Well, I'm implicated pretty heavily here, and in a weird way. ;-) I'm the fellow who (with Rusty's collusion) is responsible for the little link in the K5 header to the survey at AFI. But I'm also the one who wrote the article last month on DNS which has now grown into a project.
Though I do think most advertising is plainly insulting, there are more important reasons to dislike it. First, of course, is the intrusion of commerce into every sphere of life. By allowing blatantly promotional articles here, we accept that K5 is an appropriate venue for commerce. I don't think that's true. Other forms, i.e. not in articles but in banners, give the advertiser a form of power over K5, since if burst.net pulled out, K5's income would evaporate. Thus, Rusty is beholden to them. This is the reason we came up with the AFI project in the first place.
Most advertising, however, pisses me off because it's ugly and it defaces its environment. Look at the top of this page and tell me you like the way that damn blinky box looks, yes?
So, obviously, I hate advertising. I had a hell of a time writing the article that introduced the AFI concept to K5, since it _is_ promotional. It promotes a project which will, in fact, bring me money. Perhaps that can help me explain another consideration you brought up: self-interest.
I think some promotion is fine, but a big concern is _why_ you're promoting it. Self-interest, as several others pointed out, lowers the value of information. So, consider where the self-interest is.
To move to concrete examples:
- I started AFI, so I have an obvious personal interest; you could call this the evangelist self-interest
- I designed the system and wrote the prototype perl code; you might call this the ego self-interest
- AFI is being set up so it contracts it's actual operations to the consulting cooperative through which I make my living, since it's part of our "let's start new companies to be clients so we can stop consulting for big annoying companies" project; this is the economic self-interest
These are the points of self-interest that need to be understood when reading the article I wrote for K5 about it. I think I explained at the top of the article, in the second paragraph since it wouldn't be appropriate in the front page blurb, what those interests were. At least K5 moderated it up, so I assume I did OK. So, what's different and which types of self-interest need to be considered in what ways?
First, I think we can agree that evangelical self-interest is great, though it should make us careful with the information. Without the evangelical impulse, very little of the Net would exist and anyway, it's great to see folks excited about things they're doing. So it's cool.
Ego interest should make us much more wary of the information, since ego seems to be an extremely fragile piece of self-image in many people and is generally the point that will get you attacked the hardest if you insult it. But ego, or pride or whatever, is also an important part of the excitement in building things that makes the geek world what it is. So it's dangerous, of course, but not undesirable.

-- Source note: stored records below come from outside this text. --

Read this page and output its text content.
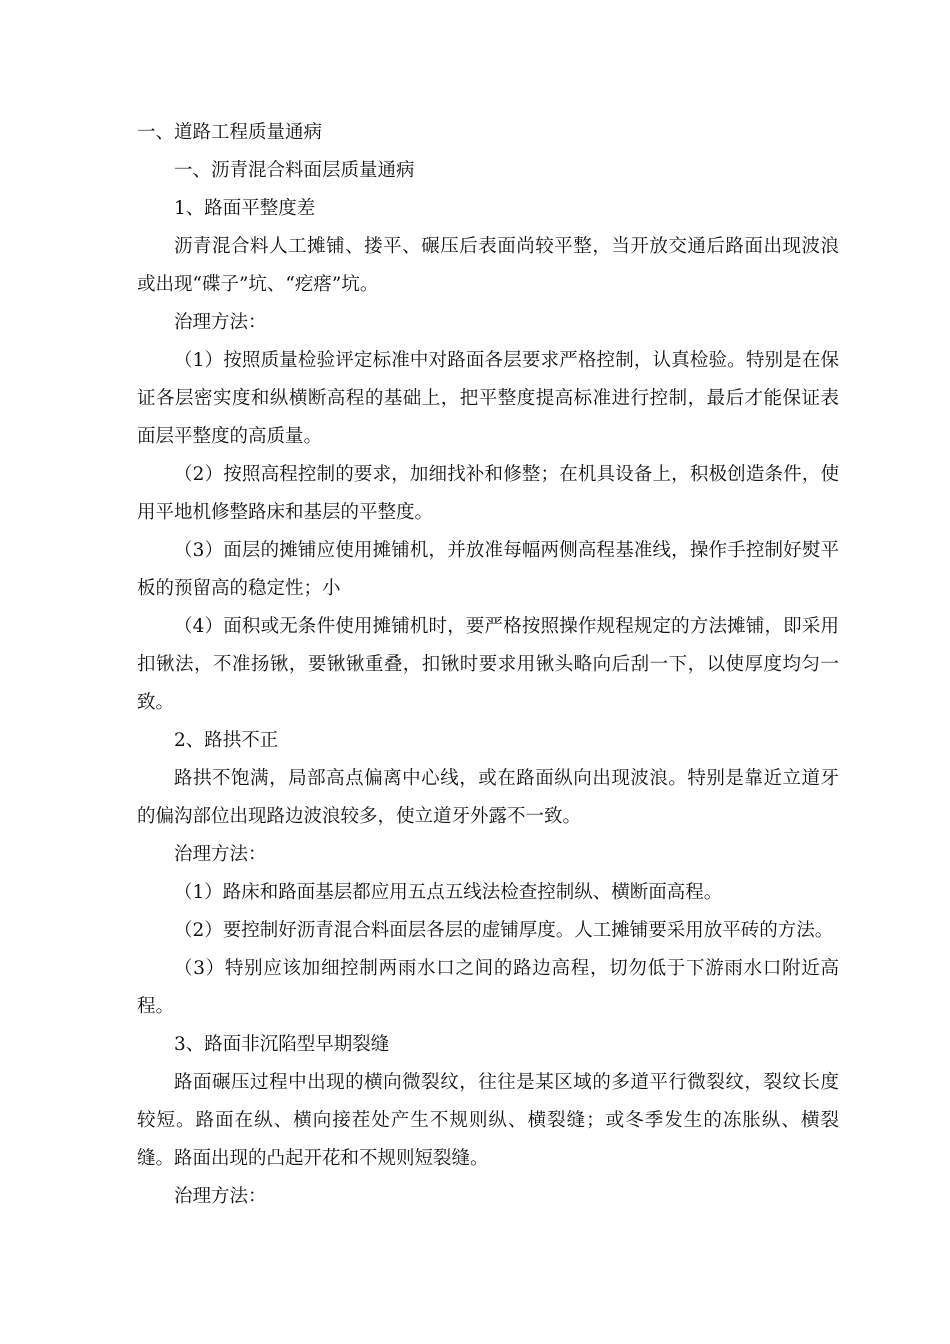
一、道路工程质量通病

一、沥青混合料面层质量通病

1、路面平整度差

沥青混合料人工摊铺、搂平、碾压后表面尚较平整，当开放交通后路面出现波浪或出现“碟子”坑、“疙瘩”坑。

治理方法：

（1）按照质量检验评定标准中对路面各层要求严格控制，认真检验。特别是在保证各层密实度和纵横断高程的基础上，把平整度提高标准进行控制，最后才能保证表面层平整度的高质量。

（2）按照高程控制的要求，加细找补和修整；在机具设备上，积极创造条件，使用平地机修整路床和基层的平整度。

（3）面层的摊铺应使用摊铺机，并放准每幅两侧高程基准线，操作手控制好熨平板的预留高的稳定性；小

（4）面积或无条件使用摊铺机时，要严格按照操作规程规定的方法摊铺，即采用扣锹法，不准扬锹，要锹锹重叠，扣锹时要求用锹头略向后刮一下，以使厚度均匀一致。

2、路拱不正

路拱不饱满，局部高点偏离中心线，或在路面纵向出现波浪。特别是靠近立道牙的偏沟部位出现路边波浪较多，使立道牙外露不一致。

治理方法：

（1）路床和路面基层都应用五点五线法检查控制纵、横断面高程。

（2）要控制好沥青混合料面层各层的虚铺厚度。人工摊铺要采用放平砖的方法。

（3）特别应该加细控制两雨水口之间的路边高程，切勿低于下游雨水口附近高程。

3、路面非沉陷型早期裂缝

路面碾压过程中出现的横向微裂纹，往往是某区域的多道平行微裂纹，裂纹长度较短。路面在纵、横向接茬处产生不规则纵、横裂缝；或冬季发生的冻胀纵、横裂缝。路面出现的凸起开花和不规则短裂缝。

治理方法：
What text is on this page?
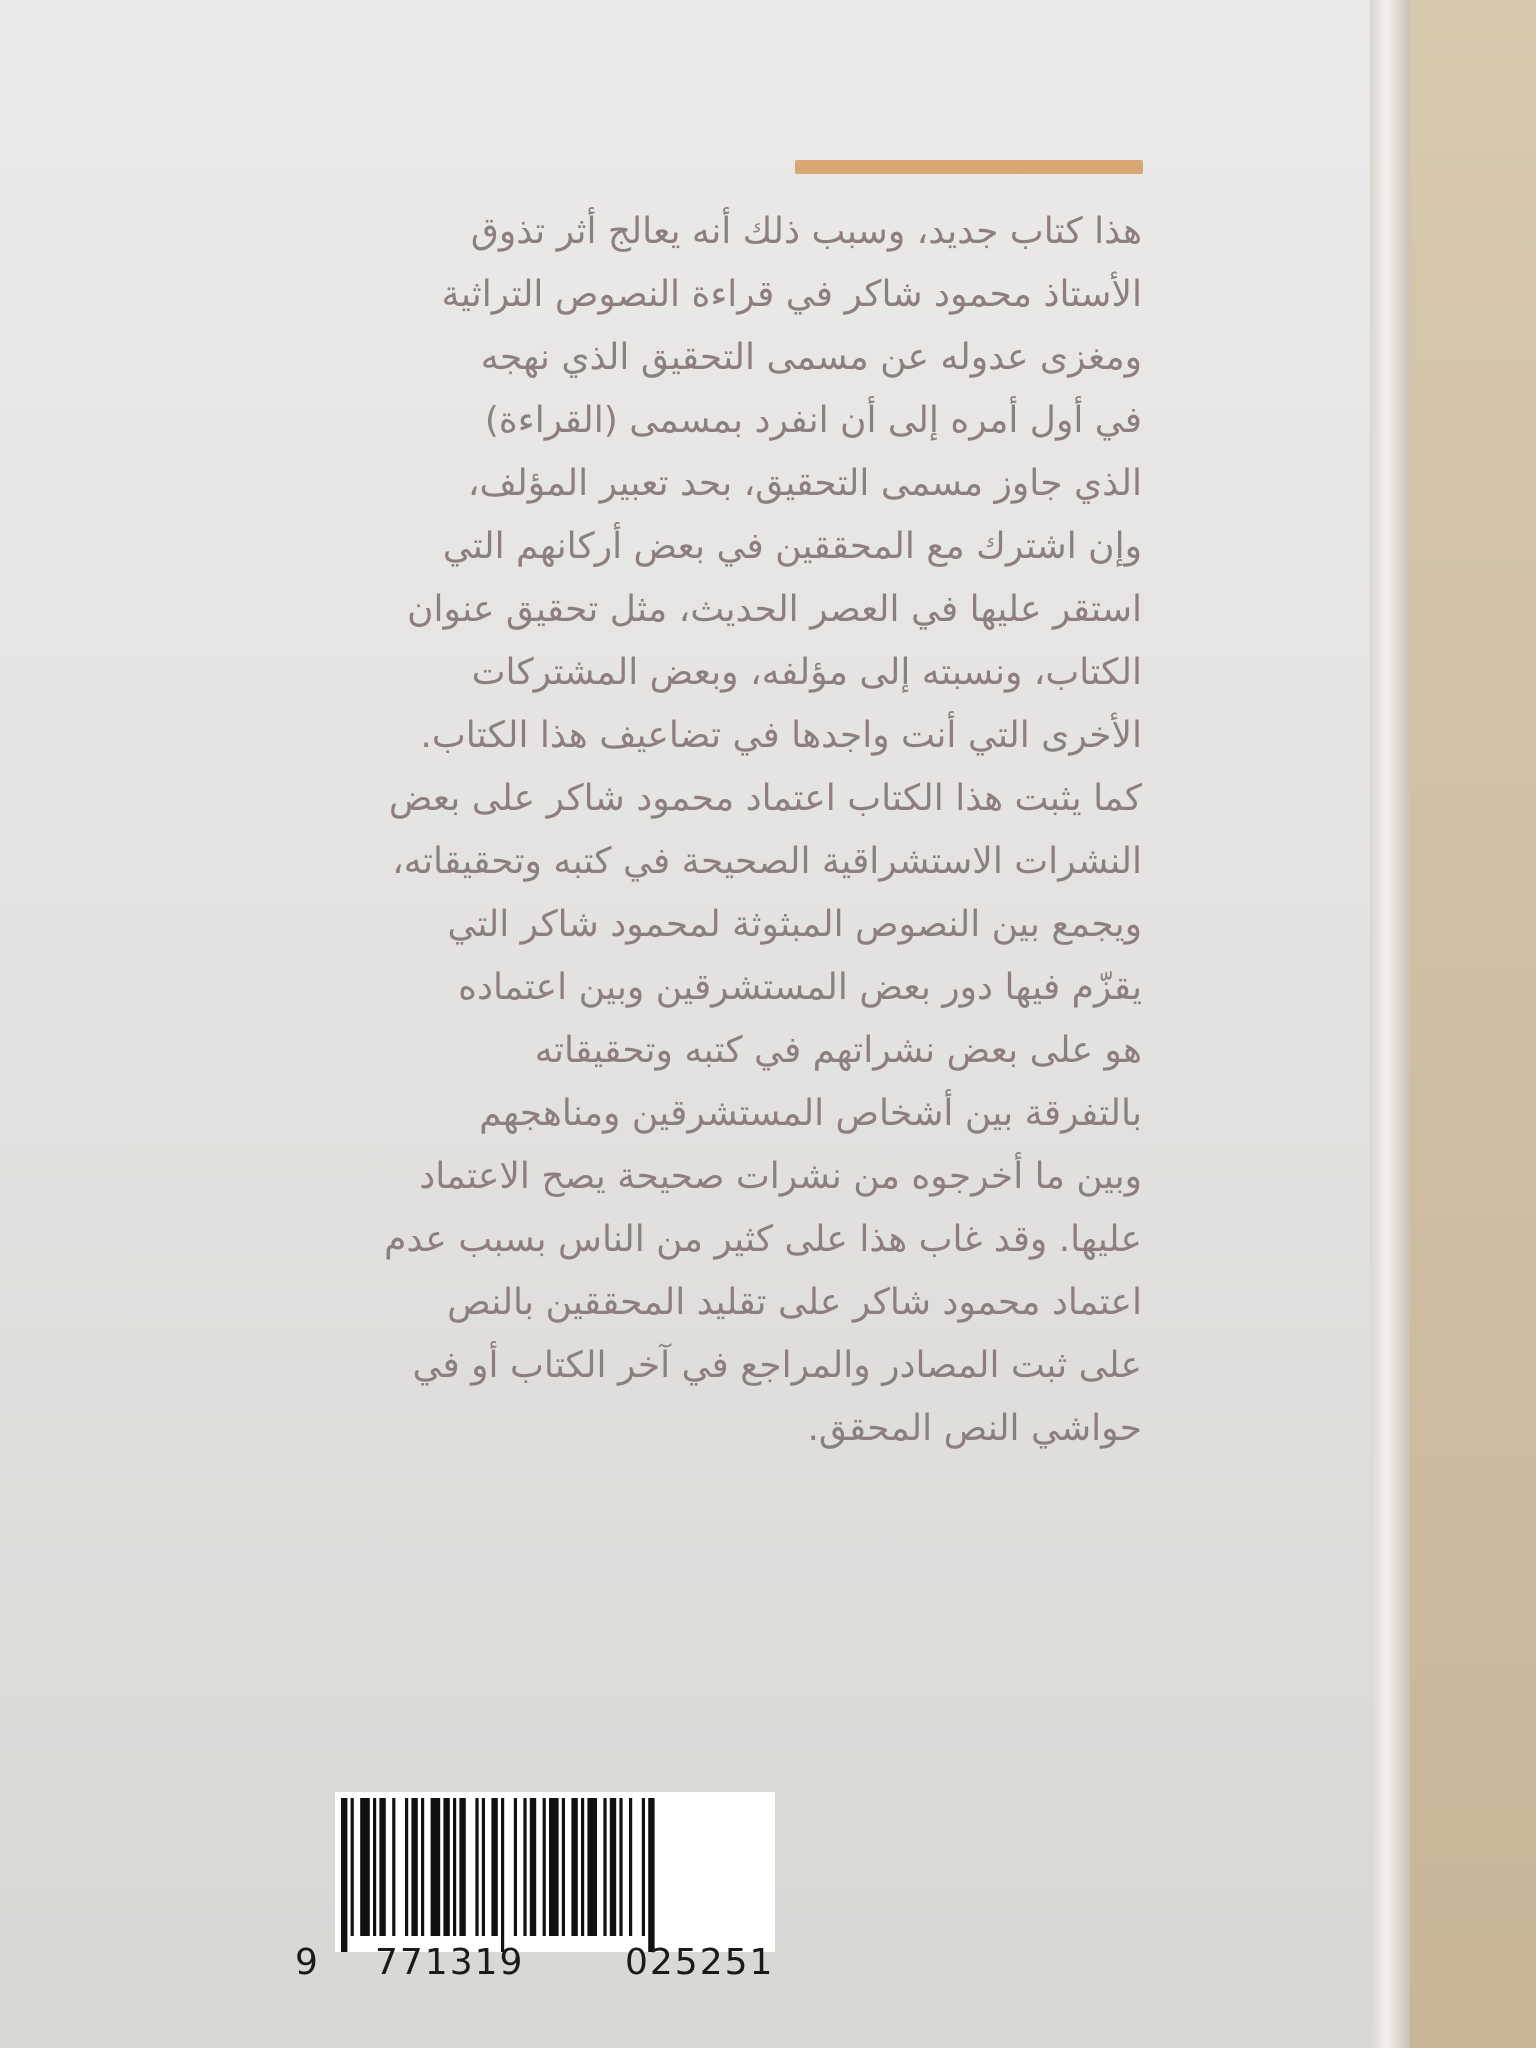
هذا كتاب جديد، وسبب ذلك أنه يعالج أثر تذوق
الأستاذ محمود شاكر في قراءة النصوص التراثية
ومغزى عدوله عن مسمى التحقيق الذي نهجه
في أول أمره إلى أن انفرد بمسمى (القراءة)
الذي جاوز مسمى التحقيق، بحد تعبير المؤلف،
وإن اشترك مع المحققين في بعض أركانهم التي
استقر عليها في العصر الحديث، مثل تحقيق عنوان
الكتاب، ونسبته إلى مؤلفه، وبعض المشتركات
الأخرى التي أنت واجدها في تضاعيف هذا الكتاب.
كما يثبت هذا الكتاب اعتماد محمود شاكر على بعض
النشرات الاستشراقية الصحيحة في كتبه وتحقيقاته،
ويجمع بين النصوص المبثوثة لمحمود شاكر التي
يقزّم فيها دور بعض المستشرقين وبين اعتماده
هو على بعض نشراتهم في كتبه وتحقيقاته
بالتفرقة بين أشخاص المستشرقين ومناهجهم
وبين ما أخرجوه من نشرات صحيحة يصح الاعتماد
عليها. وقد غاب هذا على كثير من الناس بسبب عدم
اعتماد محمود شاكر على تقليد المحققين بالنص
على ثبت المصادر والمراجع في آخر الكتاب أو في
حواشي النص المحقق.
9 771319	025251
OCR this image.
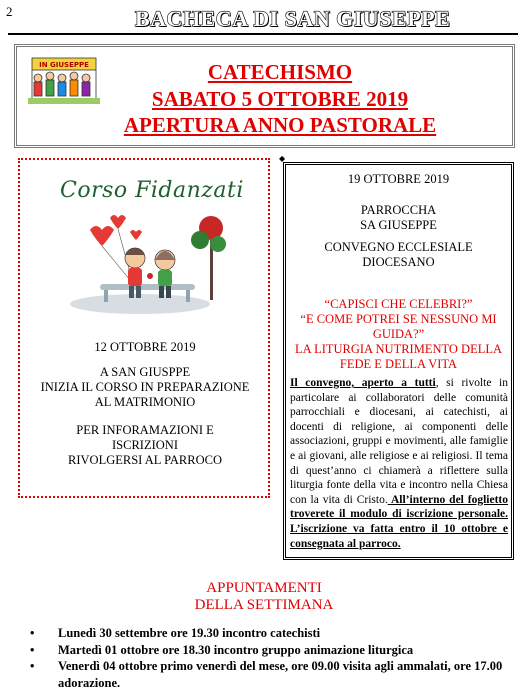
2	BACHECA DI SAN GIUSEPPE
IN GIUSEPPE	CATECHISMO
SABATO 5 OTTOBRE 2019
APERTURA ANNO PASTORALE
Corso Fidanzati
12 OTTOBRE 2019
A SAN GIUSPPE
INIZIA IL CORSO IN PREPARAZIONE
AL MATRIMONIO
PER INFORAMAZIONI E
ISCRIZIONI
RIVOLGERSI AL PARROCO
◆
19 OTTOBRE 2019
PARROCCHA
SA GIUSEPPE
CONVEGNO ECCLESIALE
DIOCESANO
“CAPISCI CHE CELEBRI?”
“E COME POTREI SE NESSUNO MI
GUIDA?”
LA LITURGIA NUTRIMENTO DELLA
FEDE E DELLA VITA
Il convegno, aperto a tutti, si rivolte in particolare ai collaboratori delle comunità parrocchiali e diocesani, ai catechisti, ai docenti di religione, ai componenti delle associazioni, gruppi e movimenti, alle famiglie e ai giovani, alle religiose e ai religiosi. Il tema di quest’anno ci chiamerà a riflettere sulla liturgia fonte della vita e incontro nella Chiesa con la vita di Cristo. All’interno del foglietto troverete il modulo di iscrizione personale. L’iscrizione va fatta entro il 10 ottobre e consegnata al parroco.
APPUNTAMENTI
DELLA SETTIMANA
• Lunedì 30 settembre ore 19.30 incontro catechisti
• Martedì 01 ottobre ore 18.30 incontro gruppo animazione liturgica
• Venerdì 04 ottobre primo venerdì del mese, ore 09.00 visita agli ammalati, ore 17.00 adorazione.
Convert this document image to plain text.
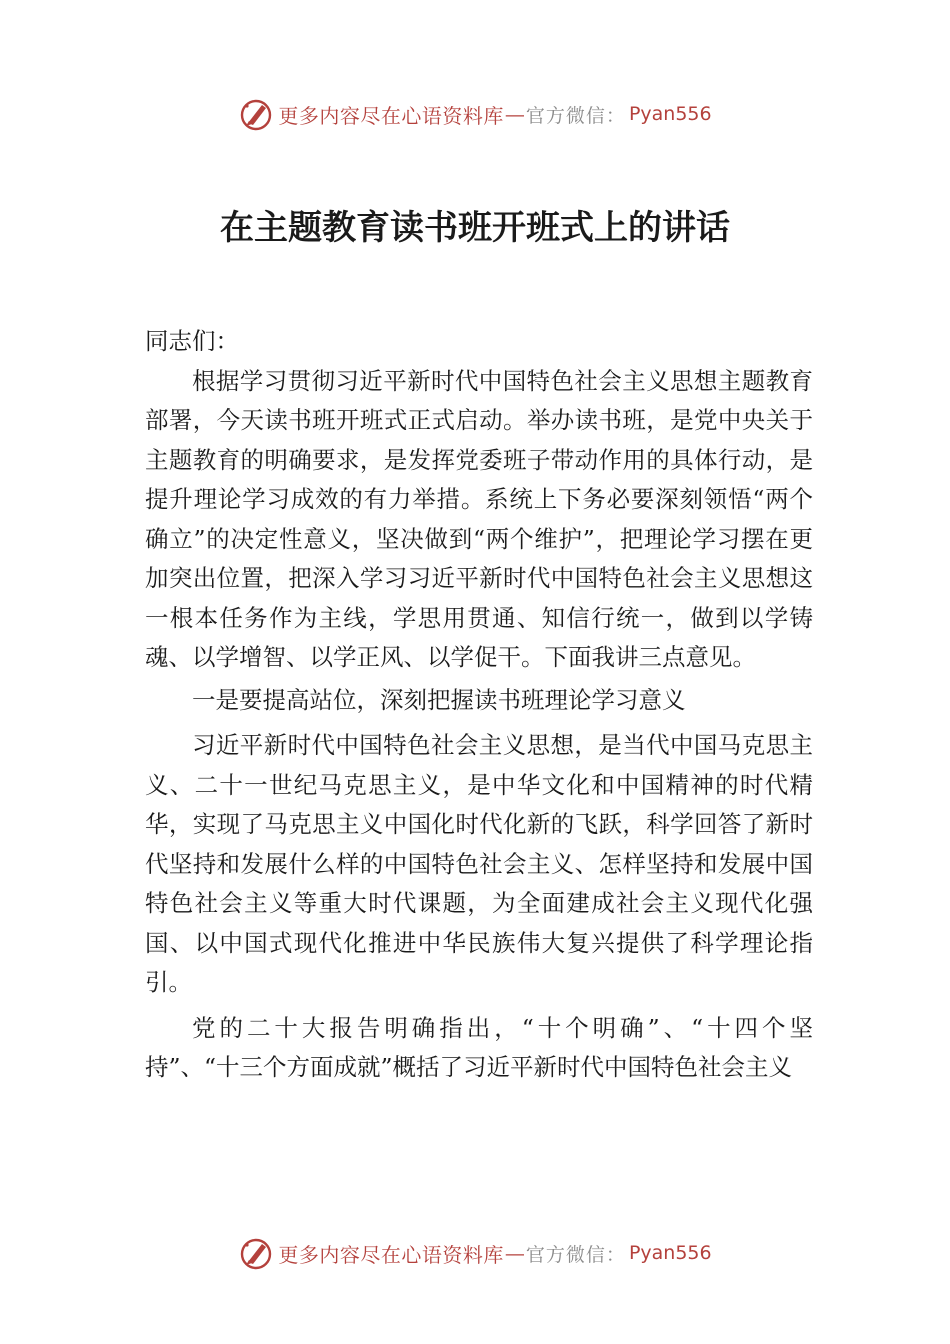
更多内容尽在心语资料库 — 官方微信 ： Pyan556
在主题教育读书班开班式上的讲话

同志们：

根据学习贯彻习近平新时代中国特色社会主义思想主题教育部署，今天读书班开班式正式启动。举办读书班，是党中央关于主题教育的明确要求，是发挥党委班子带动作用的具体行动，是提升理论学习成效的有力举措。系统上下务必要深刻领悟“两个确立”的决定性意义，坚决做到“两个维护”，把理论学习摆在更加突出位置，把深入学习习近平新时代中国特色社会主义思想这一根本任务作为主线，学思用贯通、知信行统一，做到以学铸魂、以学增智、以学正风、以学促干。下面我讲三点意见。

一是要提高站位，深刻把握读书班理论学习意义

习近平新时代中国特色社会主义思想，是当代中国马克思主义、二十一世纪马克思主义，是中华文化和中国精神的时代精华，实现了马克思主义中国化时代化新的飞跃，科学回答了新时代坚持和发展什么样的中国特色社会主义、怎样坚持和发展中国特色社会主义等重大时代课题，为全面建成社会主义现代化强国、以中国式现代化推进中华民族伟大复兴提供了科学理论指引。

党的二十大报告明确指出，“十个明确”、“十四个坚持”、“十三个方面成就”概括了习近平新时代中国特色社会主义

更多内容尽在心语资料库 — 官方微信 ： Pyan556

Economic self-interest, of course, is what folks usually mean by the term "self-interest". It's definitely the one to watch out for, since in the modern world small actions can lead to large results. Look at spam email. It wouldn't exist if it didn't pay for itself, though it's usually the spam selling spam products that is most profitable. But a single click on "send" in a spam program can get you hundreds of orders; the spammers aren't lying about that. So getting an article about your product posted to K5 could potentially generate sales, or simply improve your mindshare which many organizations are realizing can be much more lucrative in the long run than any single sale.
The thing I measure economic interest against is the product or service being discussed. Is it nifty? useful? Is the "need" real, or is it just something for which they are trying to create a need? How big is the economic interest weighs against its social benefits and niftyness. Is it an Open Source (nifty, useful) project paying the authors a wage by subsisting on CD and shirt sales (small interest) or is it a publicly traded company making money for its shareholders (big interest) by selling a closed source product (not nifty) that does something stupid (not useful). In my case, I think the AFI service is sufficiently nifty, useful and socially beneficial to override the economic interest that I have in it and I tried to make this clear in the article. If this had not been the case, K5 would almost certainly have voted it down before it got to the front page.
Wow. I hadn't intended to type that long; it was just going to be brief note, since the other comments on this article are generally long and covered most of the points I'd want to. I was only trying to get into some stuff I thought was overlooked. Oh well, I guess I'm just naturally into polemic.
Turning and turning in the widening gyre
The falcon cannot hear the falconer;
Things fall apart; the centre cannot hold;
Mere Anarchy is loosed upon the world.